What Are the Types of Corporate Governance?
Corporate governance involves the structures, practices and procedures that businesses employ to ensure accountability and control risk. Its purpose is to provide a plan for long-term growth while minimizing the chance of financial loss, waste, risk and corruption.
Fairness, diversity and transparence are the three fundamental principles of corporate governance. These principles are derived from the notion that all stakeholders including employees and shareholders are treated fairly and equally by the management and board. This means that you must establish and maintain an appropriate and transparent process for selecting, overseeing and monitoring important board members and executive performance, as well as making sure that the key executives and board remuneration with the company’s long-term interests, and providing the necessary oversight to prevent conflicts of conflicts of interest.
Transparency refers to being transparent and willingly sharing accurate information with all stakeholders, including shareholders. This means that the company is willing to an organization to communicate both good and negative news.
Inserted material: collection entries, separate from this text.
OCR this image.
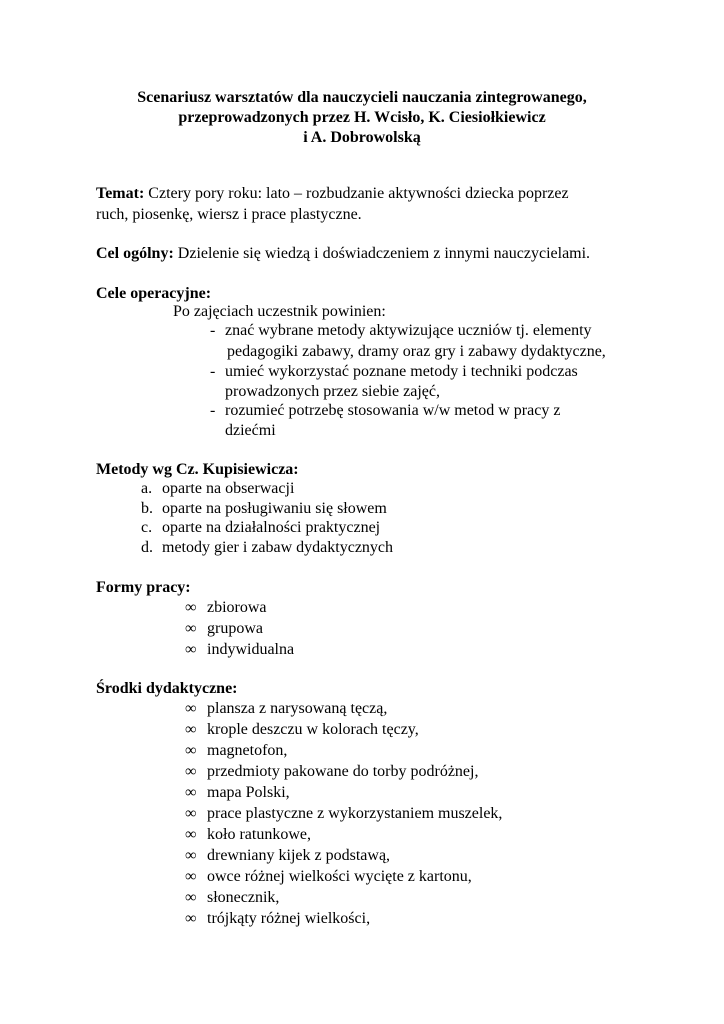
Scenariusz warsztatów dla nauczycieli nauczania zintegrowanego,
przeprowadzonych przez H. Wcisło, K. Ciesiołkiewicz
i A. Dobrowolską
Temat: Cztery pory roku: lato – rozbudzanie aktywności dziecka poprzez
ruch, piosenkę, wiersz i prace plastyczne.
Cel ogólny: Dzielenie się wiedzą i doświadczeniem z innymi nauczycielami.
Cele operacyjne:
Po zajęciach uczestnik powinien:
- znać wybrane metody aktywizujące uczniów tj. elementy
pedagogiki zabawy, dramy oraz gry i zabawy dydaktyczne,
- umieć wykorzystać poznane metody i techniki podczas
prowadzonych przez siebie zajęć,
- rozumieć potrzebę stosowania w/w metod w pracy z
dziećmi
Metody wg Cz. Kupisiewicza:
a. oparte na obserwacji
b. oparte na posługiwaniu się słowem
c. oparte na działalności praktycznej
d. metody gier i zabaw dydaktycznych
Formy pracy:
∞ zbiorowa
∞ grupowa
∞ indywidualna
Środki dydaktyczne:
∞ plansza z narysowaną tęczą,
∞ krople deszczu w kolorach tęczy,
∞ magnetofon,
∞ przedmioty pakowane do torby podróżnej,
∞ mapa Polski,
∞ prace plastyczne z wykorzystaniem muszelek,
∞ koło ratunkowe,
∞ drewniany kijek z podstawą,
∞ owce różnej wielkości wycięte z kartonu,
∞ słonecznik,
∞ trójkąty różnej wielkości,
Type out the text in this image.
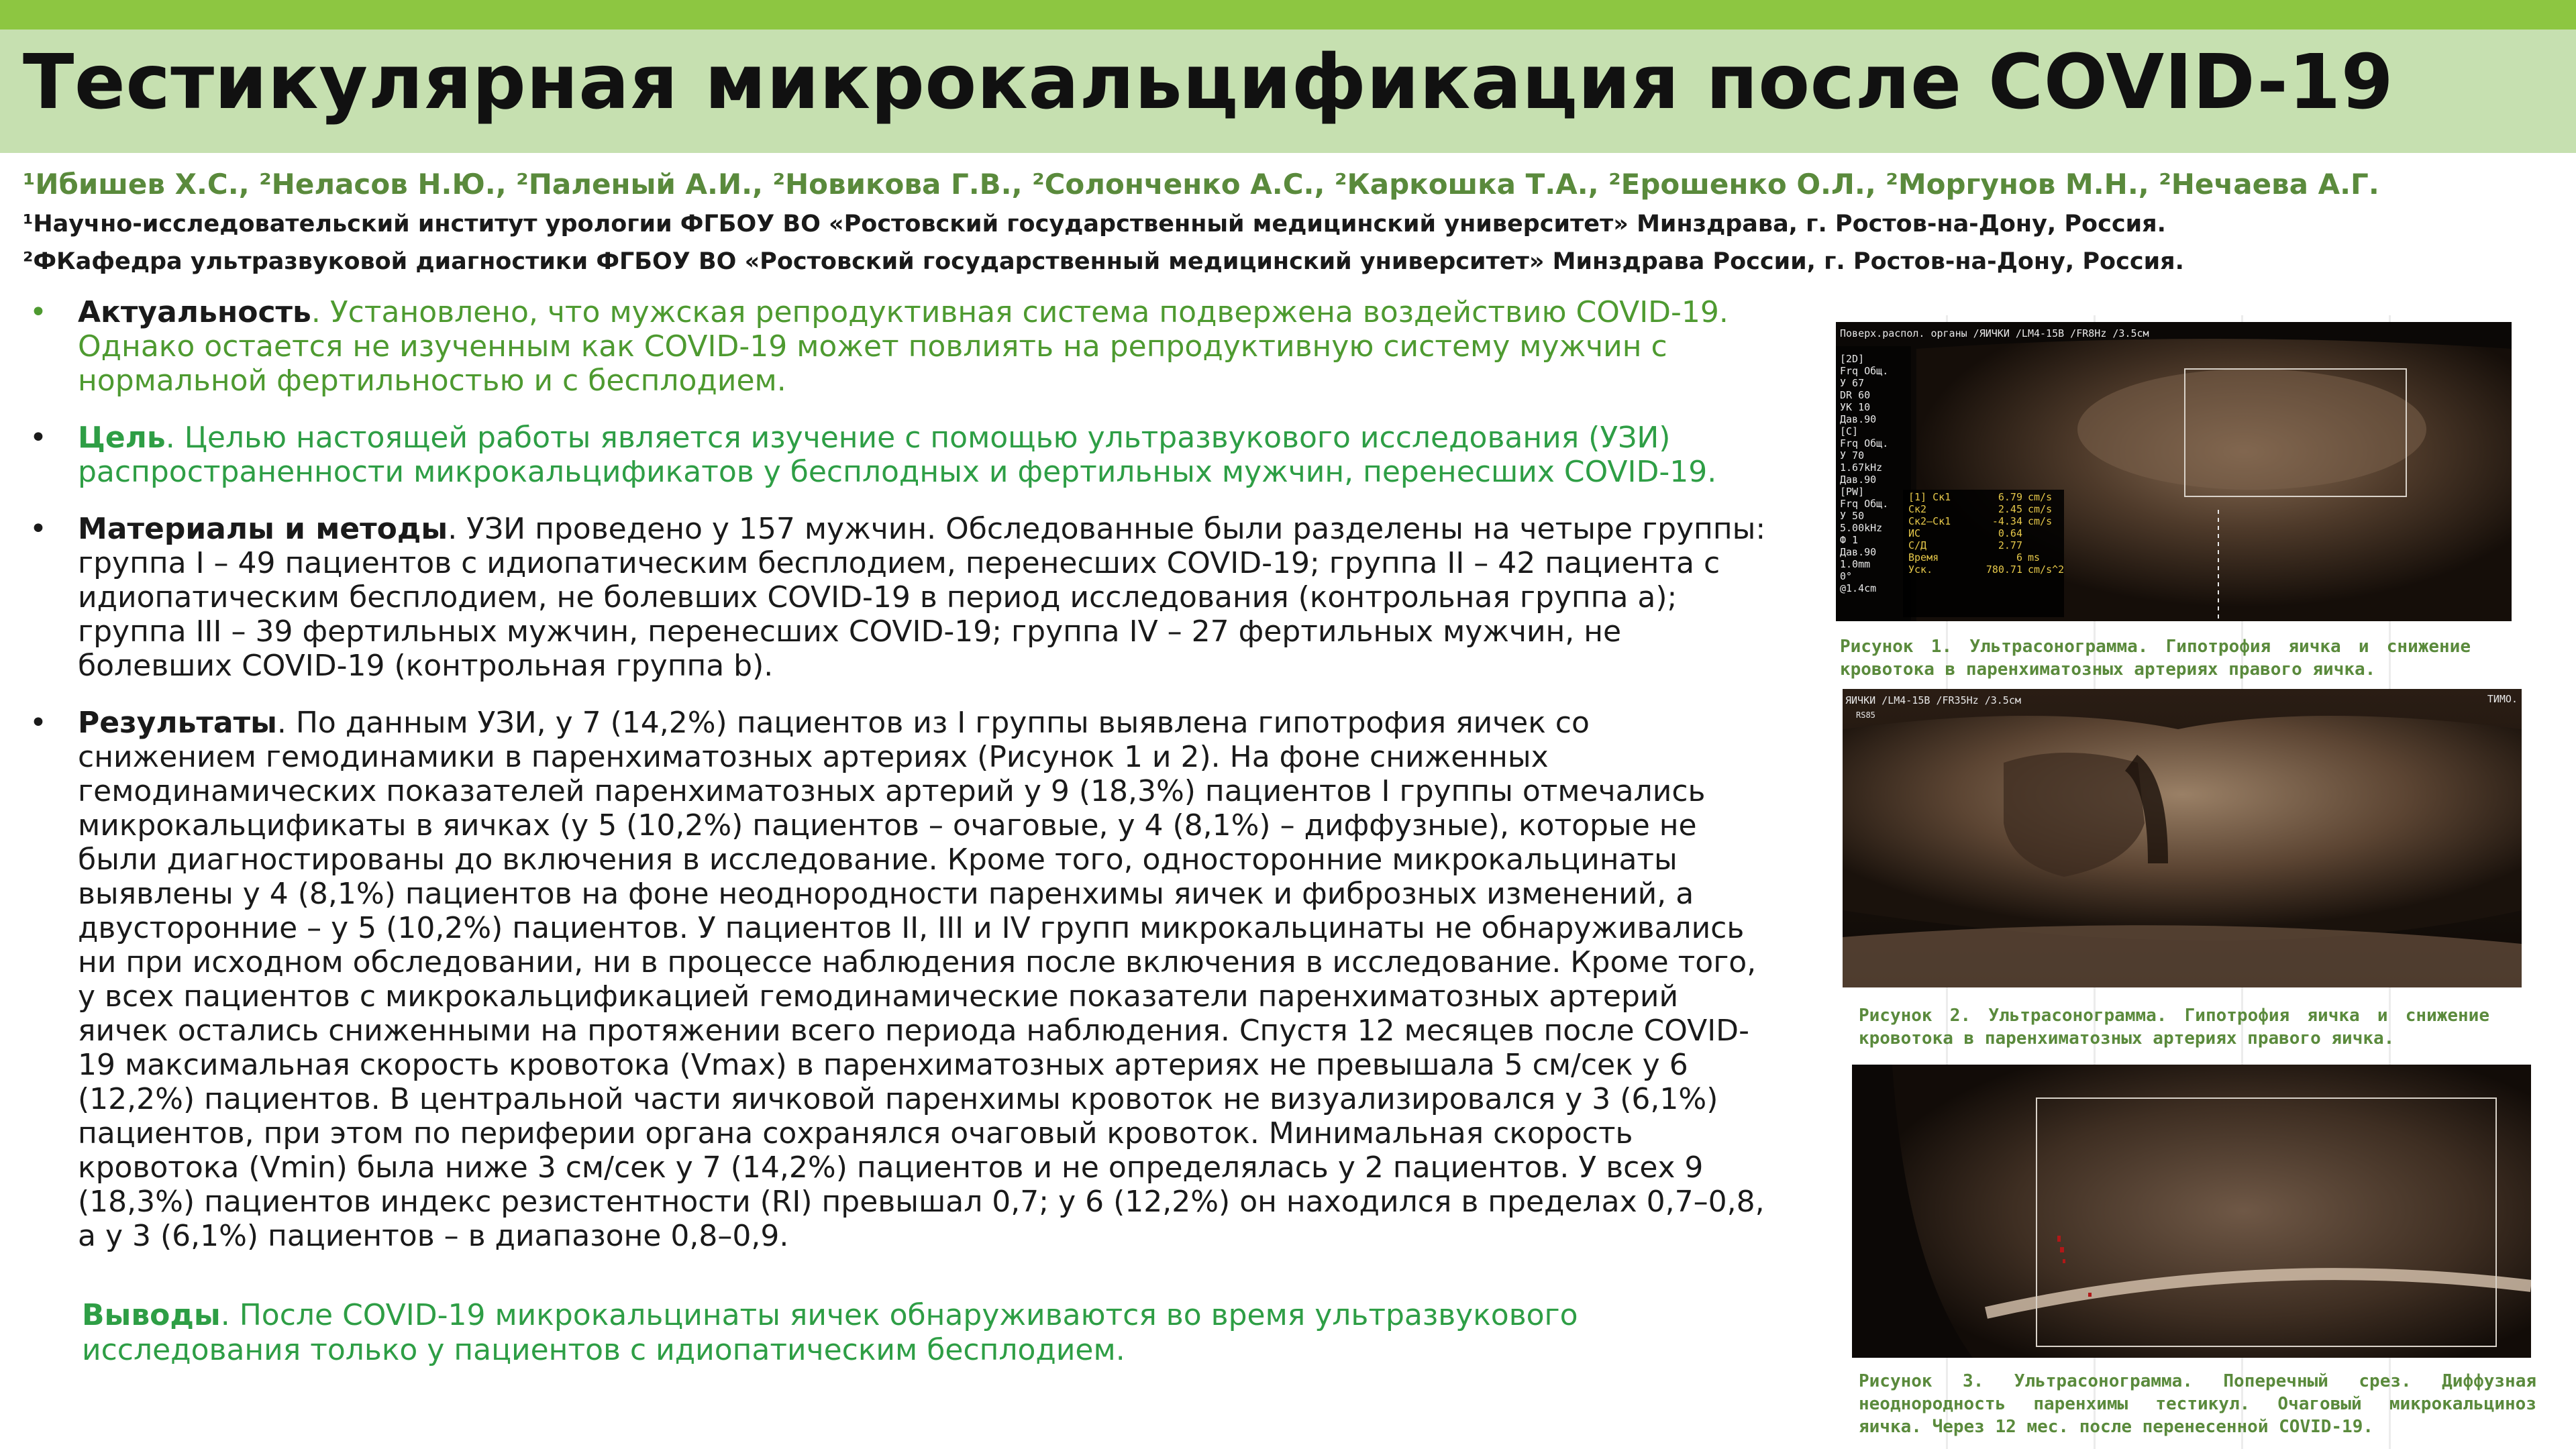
Тестикулярная микрокальцификация после COVID-19
¹Ибишев Х.С., ²Неласов Н.Ю., ²Паленый А.И., ²Новикова Г.В., ²Солонченко А.С., ²Каркошка Т.А., ²Ерошенко О.Л., ²Моргунов М.Н., ²Нечаева А.Г.
¹Научно-исследовательский институт урологии ФГБОУ ВО «Ростовский государственный медицинский университет» Минздрава, г. Ростов-на-Дону, Россия.
²ФКафедра ультразвуковой диагностики ФГБОУ ВО «Ростовский государственный медицинский университет» Минздрава России, г. Ростов-на-Дону, Россия.
• Актуальность. Установлено, что мужская репродуктивная система подвержена воздействию COVID-19. Однако остается не изученным как COVID-19 может повлиять на репродуктивную систему мужчин с нормальной фертильностью и с бесплодием.
• Цель. Целью настоящей работы является изучение с помощью ультразвукового исследования (УЗИ) распространенности микрокальцификатов у бесплодных и фертильных мужчин, перенесших COVID-19.
• Материалы и методы. УЗИ проведено у 157 мужчин. Обследованные были разделены на четыре группы: группа I – 49 пациентов с идиопатическим бесплодием, перенесших COVID-19; группа II – 42 пациента с идиопатическим бесплодием, не болевших COVID-19 в период исследования (контрольная группа a); группа III – 39 фертильных мужчин, перенесших COVID-19; группа IV – 27 фертильных мужчин, не болевших COVID-19 (контрольная группа b).
• Результаты. По данным УЗИ, у 7 (14,2%) пациентов из I группы выявлена гипотрофия яичек со снижением гемодинамики в паренхиматозных артериях (Рисунок 1 и 2). На фоне сниженных гемодинамических показателей паренхиматозных артерий у 9 (18,3%) пациентов I группы отмечались микрокальцификаты в яичках (у 5 (10,2%) пациентов – очаговые, у 4 (8,1%) – диффузные), которые не были диагностированы до включения в исследование. Кроме того, односторонние микрокальцинаты выявлены у 4 (8,1%) пациентов на фоне неоднородности паренхимы яичек и фиброзных изменений, а двусторонние – у 5 (10,2%) пациентов. У пациентов II, III и IV групп микрокальцинаты не обнаруживались ни при исходном обследовании, ни в процессе наблюдения после включения в исследование. Кроме того, у всех пациентов с микрокальцификацией гемодинамические показатели паренхиматозных артерий яичек остались сниженными на протяжении всего периода наблюдения. Спустя 12 месяцев после COVID-19 максимальная скорость кровотока (Vmax) в паренхиматозных артериях не превышала 5 см/сек у 6 (12,2%) пациентов. В центральной части яичковой паренхимы кровоток не визуализировался у 3 (6,1%) пациентов, при этом по периферии органа сохранялся очаговый кровоток. Минимальная скорость кровотока (Vmin) была ниже 3 см/сек у 7 (14,2%) пациентов и не определялась у 2 пациентов. У всех 9 (18,3%) пациентов индекс резистентности (RI) превышал 0,7; у 6 (12,2%) он находился в пределах 0,7–0,8, а у 3 (6,1%) пациентов – в диапазоне 0,8–0,9.
Выводы. После COVID-19 микрокальцинаты яичек обнаруживаются во время ультразвукового исследования только у пациентов с идиопатическим бесплодием.
Поверх.распол. органы /ЯИЧКИ /LM4-15B /FR8Hz /3.5см
[2D]
Frq Общ.
У 67
DR 60
УК 10
Дав.90
[C]
Frq Общ.
У 70
1.67kHz
Дав.90
[PW]
Frq Общ.
У 50
5.00kHz
Ф 1
Дав.90
1.0mm
0°
@1.4cm
[1] Ск1	6.79 cm/s
Ск2	2.45 cm/s
Ск2–Ск1	-4.34 cm/s
ИС	0.64
С/Д	2.77
Время	6 ms
Уск.	780.71 cm/s^2
Рисунок 1. Ультрасонограмма. Гипотрофия яичка и снижение кровотока в паренхиматозных артериях правого яичка.
ЯИЧКИ /LM4-15B /FR35Hz /3.5см
RS85
ТИМО.
Рисунок 2. Ультрасонограмма. Гипотрофия яичка и снижение кровотока в паренхиматозных артериях правого яичка.
Рисунок 3. Ультрасонограмма. Поперечный срез. Диффузная неоднородность паренхимы тестикул. Очаговый микрокальциноз яичка. Через 12 мес. после перенесенной COVID-19.
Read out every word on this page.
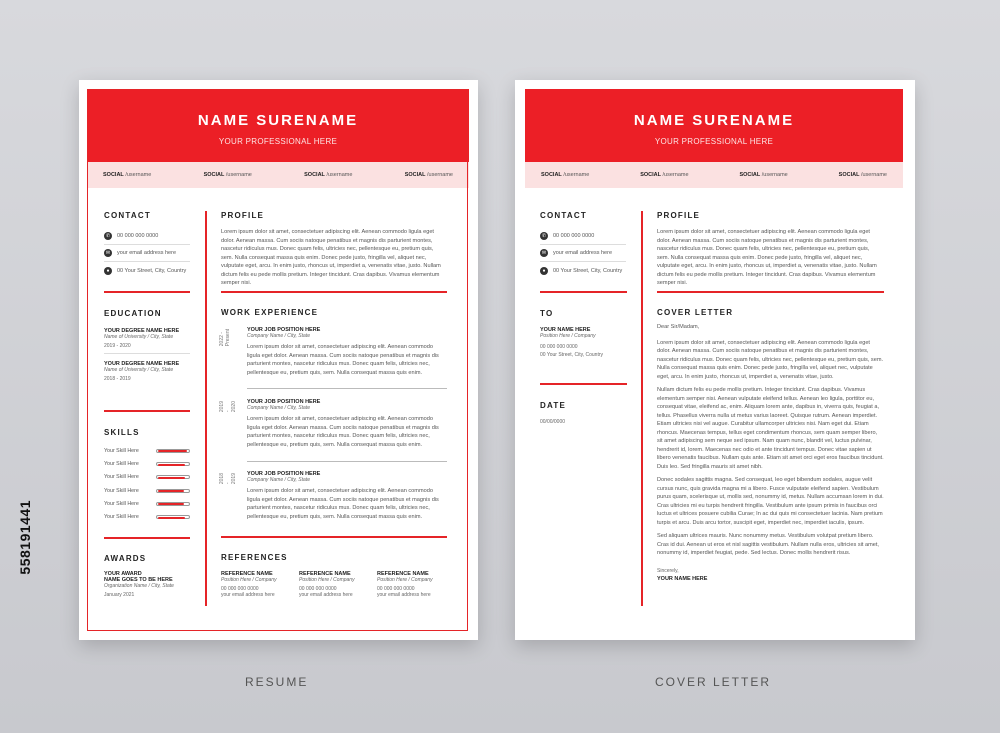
NAME SURENAME
YOUR PROFESSIONAL HERE
SOCIAL /username	SOCIAL /username	SOCIAL /username	SOCIAL /username
CONTACT
✆	00 000 000 0000
✉	your email address here
●	00 Your Street, City, Country
EDUCATION
YOUR DEGREE NAME HERE
Name of University / City, State
2019 - 2020
YOUR DEGREE NAME HERE
Name of University / City, State
2018 - 2019
SKILLS
Your Skill Here
Your Skill Here
Your Skill Here
Your Skill Here
Your Skill Here
Your Skill Here
AWARDS
YOUR AWARD
NAME GOES TO BE HERE
Organization Name / City, State
January 2021
PROFILE

Lorem ipsum dolor sit amet, consectetuer adipiscing elit. Aenean commodo ligula eget dolor. Aenean massa. Cum sociis natoque penatibus et magnis dis parturient montes, nascetur ridiculus mus. Donec quam felis, ultricies nec, pellentesque eu, pretium quis, sem. Nulla consequat massa quis enim. Donec pede justo, fringilla vel, aliquet nec, vulputate eget, arcu. In enim justo, rhoncus ut, imperdiet a, venenatis vitae, justo. Nullam dictum felis eu pede mollis pretium. Integer tincidunt. Cras dapibus. Vivamus elementum semper nisi.

WORK EXPERIENCE
2022 - Present	YOUR JOB POSITION HERE
Company Name / City, State

Lorem ipsum dolor sit amet, consectetuer adipiscing elit. Aenean commodo ligula eget dolor. Aenean massa. Cum sociis natoque penatibus et magnis dis parturient montes, nascetur ridiculus mus. Donec quam felis, ultricies nec, pellentesque eu, pretium quis, sem. Nulla consequat massa quis enim.

2019 - 2020 YOUR JOB POSITION HERE
Company Name / City, State

Lorem ipsum dolor sit amet, consectetuer adipiscing elit. Aenean commodo ligula eget dolor. Aenean massa. Cum sociis natoque penatibus et magnis dis parturient montes, nascetur ridiculus mus. Donec quam felis, ultricies nec, pellentesque eu, pretium quis, sem. Nulla consequat massa quis enim.

2018 - 2019 YOUR JOB POSITION HERE
Company Name / City, State

Lorem ipsum dolor sit amet, consectetuer adipiscing elit. Aenean commodo ligula eget dolor. Aenean massa. Cum sociis natoque penatibus et magnis dis parturient montes, nascetur ridiculus mus. Donec quam felis, ultricies nec, pellentesque eu, pretium quis, sem. Nulla consequat massa quis enim.

REFERENCES
REFERENCE NAME
Position Here / Company
00 000 000 0000
your email address here
REFERENCE NAME
Position Here / Company
00 000 000 0000
your email address here
REFERENCE NAME
Position Here / Company
00 000 000 0000
your email address here
NAME SURENAME
YOUR PROFESSIONAL HERE
SOCIAL /username	SOCIAL /username	SOCIAL /username	SOCIAL /username
CONTACT
✆	00 000 000 0000
✉	your email address here
●	00 Your Street, City, Country
TO
YOUR NAME HERE
Position Here / Company
00 000 000 0000
00 Your Street, City, Country
DATE
00/00/0000
PROFILE

Lorem ipsum dolor sit amet, consectetuer adipiscing elit. Aenean commodo ligula eget dolor. Aenean massa. Cum sociis natoque penatibus et magnis dis parturient montes, nascetur ridiculus mus. Donec quam felis, ultricies nec, pellentesque eu, pretium quis, sem. Nulla consequat massa quis enim. Donec pede justo, fringilla vel, aliquet nec, vulputate eget, arcu. In enim justo, rhoncus ut, imperdiet a, venenatis vitae, justo. Nullam dictum felis eu pede mollis pretium. Integer tincidunt. Cras dapibus. Vivamus elementum semper nisi.

COVER LETTER

Dear Sir/Madam,

Lorem ipsum dolor sit amet, consectetuer adipiscing elit. Aenean commodo ligula eget dolor. Aenean massa. Cum sociis natoque penatibus et magnis dis parturient montes, nascetur ridiculus mus. Donec quam felis, ultricies nec, pellentesque eu, pretium quis, sem. Nulla consequat massa quis enim. Donec pede justo, fringilla vel, aliquet nec, vulputate eget, arcu. In enim justo, rhoncus ut, imperdiet a, venenatis vitae, justo.

Nullam dictum felis eu pede mollis pretium. Integer tincidunt. Cras dapibus. Vivamus elementum semper nisi. Aenean vulputate eleifend tellus. Aenean leo ligula, porttitor eu, consequat vitae, eleifend ac, enim. Aliquam lorem ante, dapibus in, viverra quis, feugiat a, tellus. Phasellus viverra nulla ut metus varius laoreet. Quisque rutrum. Aenean imperdiet. Etiam ultricies nisi vel augue. Curabitur ullamcorper ultricies nisi. Nam eget dui. Etiam rhoncus. Maecenas tempus, tellus eget condimentum rhoncus, sem quam semper libero, sit amet adipiscing sem neque sed ipsum. Nam quam nunc, blandit vel, luctus pulvinar, hendrerit id, lorem. Maecenas nec odio et ante tincidunt tempus. Donec vitae sapien ut libero venenatis faucibus. Nullam quis ante. Etiam sit amet orci eget eros faucibus tincidunt. Duis leo. Sed fringilla mauris sit amet nibh.

Donec sodales sagittis magna. Sed consequat, leo eget bibendum sodales, augue velit cursus nunc, quis gravida magna mi a libero. Fusce vulputate eleifend sapien. Vestibulum purus quam, scelerisque ut, mollis sed, nonummy id, metus. Nullam accumsan lorem in dui. Cras ultricies mi eu turpis hendrerit fringilla. Vestibulum ante ipsum primis in faucibus orci luctus et ultrices posuere cubilia Curae; In ac dui quis mi consectetuer lacinia. Nam pretium turpis et arcu. Duis arcu tortor, suscipit eget, imperdiet nec, imperdiet iaculis, ipsum.

Sed aliquam ultrices mauris. Nunc nonummy metus. Vestibulum volutpat pretium libero. Cras id dui. Aenean ut eros et nisl sagittis vestibulum. Nullam nulla eros, ultricies sit amet, nonummy id, imperdiet feugiat, pede. Sed lectus. Donec mollis hendrerit risus.

Sincerely,
YOUR NAME HERE
RESUME	COVER LETTER
558191441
It also involves sharing this information on a regular basis and making it page readily accessible.
Depending on the company type various boards and committees could have a role to play in corporate government. However, it is typically the duty of the board to establish and oversee a formal process for governance. If the structure of the board is a combination of the chair and CEO, this includes appointing the lead director or presiding directors. The director should be independent of the chair, and serve an established term. The lead director is also accountable for the implementation of governance policies and procedures in accordance with the business’s legal, regulatory and cultural environment.